Moore gehören zu den Ökosystemen mit der höchsten Kohlenstoffdichte auf der Erde. Ihre Bedeutung für das Klima wird schnell deutlich, wenn man sich vor Augen führt, dass in Deutschland die Moorböden für 99% der CO2-Emissionen aus landwirtschaftlich genutzten Böden zuständig sind, obwohl Moore nur 6% der landwirtschaftlich genutzten Fläche ausmachen.

Welche Rolle nehmen Moore zu anderen Emissionsquellen ein?

Deutschland gehört zu den Ländern mit den höchsten Treibhausgas(THG)-Emissionen pro Hektar Moorboden. Das liegt daran, dass ein Großteil der Moore entwässert und landwirtschaftlich genutzt wird. Werden Moore entwässert, tritt der in ihnen gebundene Kohlenstoff über Oxidationsprozesse in die Atmosphäre. In einigen Bundesländern hat das gravierende Ausmaße. So sind in Mecklenburg-Vorpommern entwässerte Moore die größte einzelne Emissionsquelle für THG. Für 2008 haben wir festgestellt, dass sie etwa so viel emittieren, wie der gesamte Verkehr, alle Haushalte und die Industrie in dem Bundesland zusammengenommen. Diese rund 6 Mio. Tonnen CO2-Äquivalente, d.h. 35% von allen durch Menschen verursachten Emissionen, kommen von etwa 13% der Fläche des Bundeslandes. Moore sind damit ein echter „Klima-Hotspot“.

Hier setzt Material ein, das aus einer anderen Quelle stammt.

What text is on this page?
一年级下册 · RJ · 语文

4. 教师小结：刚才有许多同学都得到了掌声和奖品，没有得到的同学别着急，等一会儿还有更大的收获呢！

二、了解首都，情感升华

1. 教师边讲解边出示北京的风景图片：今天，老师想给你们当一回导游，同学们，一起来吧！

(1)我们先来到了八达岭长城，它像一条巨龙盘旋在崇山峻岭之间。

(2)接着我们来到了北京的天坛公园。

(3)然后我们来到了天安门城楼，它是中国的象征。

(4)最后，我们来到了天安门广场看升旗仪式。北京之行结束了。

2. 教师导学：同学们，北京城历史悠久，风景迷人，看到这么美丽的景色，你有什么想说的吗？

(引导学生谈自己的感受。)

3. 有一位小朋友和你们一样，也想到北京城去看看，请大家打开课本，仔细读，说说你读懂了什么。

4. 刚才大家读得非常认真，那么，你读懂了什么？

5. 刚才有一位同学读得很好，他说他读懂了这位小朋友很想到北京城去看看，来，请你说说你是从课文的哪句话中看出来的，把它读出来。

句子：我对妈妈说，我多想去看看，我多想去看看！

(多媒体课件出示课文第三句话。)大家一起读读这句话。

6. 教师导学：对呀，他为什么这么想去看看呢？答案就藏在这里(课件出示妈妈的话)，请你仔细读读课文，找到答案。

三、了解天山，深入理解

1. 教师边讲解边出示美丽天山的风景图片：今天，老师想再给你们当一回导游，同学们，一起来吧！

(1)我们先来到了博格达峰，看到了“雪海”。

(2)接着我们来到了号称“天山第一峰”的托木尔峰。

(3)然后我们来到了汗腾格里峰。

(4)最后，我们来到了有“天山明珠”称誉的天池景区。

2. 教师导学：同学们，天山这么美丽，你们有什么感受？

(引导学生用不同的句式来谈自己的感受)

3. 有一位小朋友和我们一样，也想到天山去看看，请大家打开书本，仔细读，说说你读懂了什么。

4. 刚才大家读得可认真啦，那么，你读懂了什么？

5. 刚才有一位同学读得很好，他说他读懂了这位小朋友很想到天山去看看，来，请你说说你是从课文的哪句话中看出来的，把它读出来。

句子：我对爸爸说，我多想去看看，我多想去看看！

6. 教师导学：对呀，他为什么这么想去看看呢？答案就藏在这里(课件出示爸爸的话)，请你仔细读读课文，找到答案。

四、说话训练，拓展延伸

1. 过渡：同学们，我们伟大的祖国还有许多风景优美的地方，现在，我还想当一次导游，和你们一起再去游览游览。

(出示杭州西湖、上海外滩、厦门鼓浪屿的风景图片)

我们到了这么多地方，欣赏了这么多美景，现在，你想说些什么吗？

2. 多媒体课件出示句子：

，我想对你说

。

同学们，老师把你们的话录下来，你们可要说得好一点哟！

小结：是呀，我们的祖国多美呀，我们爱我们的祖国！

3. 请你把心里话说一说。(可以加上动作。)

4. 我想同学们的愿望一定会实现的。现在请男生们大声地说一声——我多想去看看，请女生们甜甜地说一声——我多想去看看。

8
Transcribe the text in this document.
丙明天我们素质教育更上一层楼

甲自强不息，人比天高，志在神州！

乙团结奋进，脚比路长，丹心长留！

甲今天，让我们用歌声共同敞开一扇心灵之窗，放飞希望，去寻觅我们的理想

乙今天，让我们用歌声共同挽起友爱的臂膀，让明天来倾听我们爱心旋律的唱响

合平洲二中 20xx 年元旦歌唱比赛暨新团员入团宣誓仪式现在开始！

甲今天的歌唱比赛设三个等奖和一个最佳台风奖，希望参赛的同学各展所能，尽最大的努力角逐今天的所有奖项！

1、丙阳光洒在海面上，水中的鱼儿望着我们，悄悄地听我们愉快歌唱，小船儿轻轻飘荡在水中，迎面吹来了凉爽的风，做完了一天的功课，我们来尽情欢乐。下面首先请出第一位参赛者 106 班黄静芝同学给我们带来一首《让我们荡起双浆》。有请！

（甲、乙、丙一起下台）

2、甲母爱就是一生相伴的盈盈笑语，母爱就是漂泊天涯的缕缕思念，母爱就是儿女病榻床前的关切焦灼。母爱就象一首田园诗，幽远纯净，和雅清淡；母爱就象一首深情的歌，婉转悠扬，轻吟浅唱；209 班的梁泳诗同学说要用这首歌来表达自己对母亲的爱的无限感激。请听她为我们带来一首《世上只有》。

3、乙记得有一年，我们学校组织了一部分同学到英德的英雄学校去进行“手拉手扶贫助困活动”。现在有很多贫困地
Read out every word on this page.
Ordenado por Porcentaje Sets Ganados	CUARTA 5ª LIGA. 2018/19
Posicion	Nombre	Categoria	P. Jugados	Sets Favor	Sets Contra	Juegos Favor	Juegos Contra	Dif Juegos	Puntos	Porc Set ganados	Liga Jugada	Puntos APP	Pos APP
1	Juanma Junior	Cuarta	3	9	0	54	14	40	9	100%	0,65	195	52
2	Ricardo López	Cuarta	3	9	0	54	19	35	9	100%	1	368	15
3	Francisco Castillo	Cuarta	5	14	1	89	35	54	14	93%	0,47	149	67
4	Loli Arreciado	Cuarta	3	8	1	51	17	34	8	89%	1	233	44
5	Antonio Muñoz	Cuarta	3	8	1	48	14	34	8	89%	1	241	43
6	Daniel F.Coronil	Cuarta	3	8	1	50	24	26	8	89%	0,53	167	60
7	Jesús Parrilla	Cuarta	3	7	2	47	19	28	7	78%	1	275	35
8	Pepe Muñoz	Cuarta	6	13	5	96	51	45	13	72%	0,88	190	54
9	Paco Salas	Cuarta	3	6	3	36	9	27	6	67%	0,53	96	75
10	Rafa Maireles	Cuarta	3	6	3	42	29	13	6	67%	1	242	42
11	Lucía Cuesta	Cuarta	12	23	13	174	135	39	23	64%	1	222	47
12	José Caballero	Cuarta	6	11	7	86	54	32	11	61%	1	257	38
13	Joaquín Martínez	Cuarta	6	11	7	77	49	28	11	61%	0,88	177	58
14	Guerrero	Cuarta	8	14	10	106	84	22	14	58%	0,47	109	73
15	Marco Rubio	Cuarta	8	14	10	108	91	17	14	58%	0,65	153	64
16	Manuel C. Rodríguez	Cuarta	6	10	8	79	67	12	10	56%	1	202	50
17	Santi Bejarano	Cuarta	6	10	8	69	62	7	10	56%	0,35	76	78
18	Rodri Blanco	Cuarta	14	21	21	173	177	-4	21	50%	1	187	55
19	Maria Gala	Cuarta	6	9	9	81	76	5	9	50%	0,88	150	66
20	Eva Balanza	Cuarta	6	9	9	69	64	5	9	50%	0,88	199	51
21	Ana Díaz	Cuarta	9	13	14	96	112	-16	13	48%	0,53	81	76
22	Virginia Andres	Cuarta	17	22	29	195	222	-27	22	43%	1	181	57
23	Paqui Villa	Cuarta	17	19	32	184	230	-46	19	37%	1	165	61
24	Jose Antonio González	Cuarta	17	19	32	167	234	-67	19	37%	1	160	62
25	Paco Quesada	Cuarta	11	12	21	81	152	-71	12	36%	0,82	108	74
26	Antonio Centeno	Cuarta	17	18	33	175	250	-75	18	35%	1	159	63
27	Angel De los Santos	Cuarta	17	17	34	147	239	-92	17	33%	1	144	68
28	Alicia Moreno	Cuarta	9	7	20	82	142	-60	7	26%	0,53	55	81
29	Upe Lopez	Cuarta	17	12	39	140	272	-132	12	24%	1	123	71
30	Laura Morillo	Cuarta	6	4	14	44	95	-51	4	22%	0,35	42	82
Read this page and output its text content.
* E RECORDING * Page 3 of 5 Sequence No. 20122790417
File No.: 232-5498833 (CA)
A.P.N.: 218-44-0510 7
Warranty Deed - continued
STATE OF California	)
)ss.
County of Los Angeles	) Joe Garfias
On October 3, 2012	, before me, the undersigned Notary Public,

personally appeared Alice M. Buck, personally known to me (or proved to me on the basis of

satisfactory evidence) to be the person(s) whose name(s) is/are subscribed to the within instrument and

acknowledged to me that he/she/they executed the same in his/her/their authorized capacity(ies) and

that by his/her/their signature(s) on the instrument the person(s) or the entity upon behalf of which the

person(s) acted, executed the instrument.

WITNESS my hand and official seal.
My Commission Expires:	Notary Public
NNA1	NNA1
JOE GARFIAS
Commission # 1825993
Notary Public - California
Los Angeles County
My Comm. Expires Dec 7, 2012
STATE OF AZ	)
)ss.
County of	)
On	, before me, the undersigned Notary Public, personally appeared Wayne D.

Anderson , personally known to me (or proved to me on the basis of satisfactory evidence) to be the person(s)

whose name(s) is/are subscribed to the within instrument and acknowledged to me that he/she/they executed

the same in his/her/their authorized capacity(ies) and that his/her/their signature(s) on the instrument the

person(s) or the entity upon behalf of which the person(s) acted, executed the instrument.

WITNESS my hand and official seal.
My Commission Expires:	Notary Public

Die Landwirtschaft als Klimasünder?

Über Jahrhunderte haben die Menschen unter größten Mühen Moore in Deutschland entwässert und urbar gemacht. Das entsprach dem richtigen Ziel, Einkommen zu erwirtschaften und die Ernährungssicherheit zu verbessern. Aber seit 20 Jahren haben wir mittlerweile umfassend gesicherte Erkenntnisse über die Klimafolgen dieser Umwandlung von Mooren. Jetzt gilt es, die landwirtschaftliche Nutzung von Mooren an die sich ändernden gesellschaftlichen Anforderungen anzupassen. Es ist gesamtgesellschaftlich absurd, wenn wir einerseits viel Geld für Klimaschutz ausgeben, und andererseits mittels teurer Subventionen eine klimaschädliche Landwirtschaft auf Moorböden fördern. Man kann natürlich nicht hingehen und diese historisch gewachsene Situation einfach für obsolet erklären. Die Klimapolitik darf nicht die einzelnen Landwirte ihrer Erwerbsmöglichkeiten berauben. Allerdings muss es mittelfristig darum gehen, neue Formen der Landnutzung auf nassen Moorböden zu entwickeln. Es gibt mehr als 50 verschiedene landwirtschaftlich nutzbare Pflanzen, die auf nassen Moorböden gut gedeihen. Bisher ist das Wissen dazu - Stichwort Paludikultur - kaum zugänglich. Auch müssen die Anreize für die Landwirtschaft entsprechend geändert werden. Dazu forschen wir.

Dazu diente jetzt auch der 'Kleine Moorgipfel' in Berlin?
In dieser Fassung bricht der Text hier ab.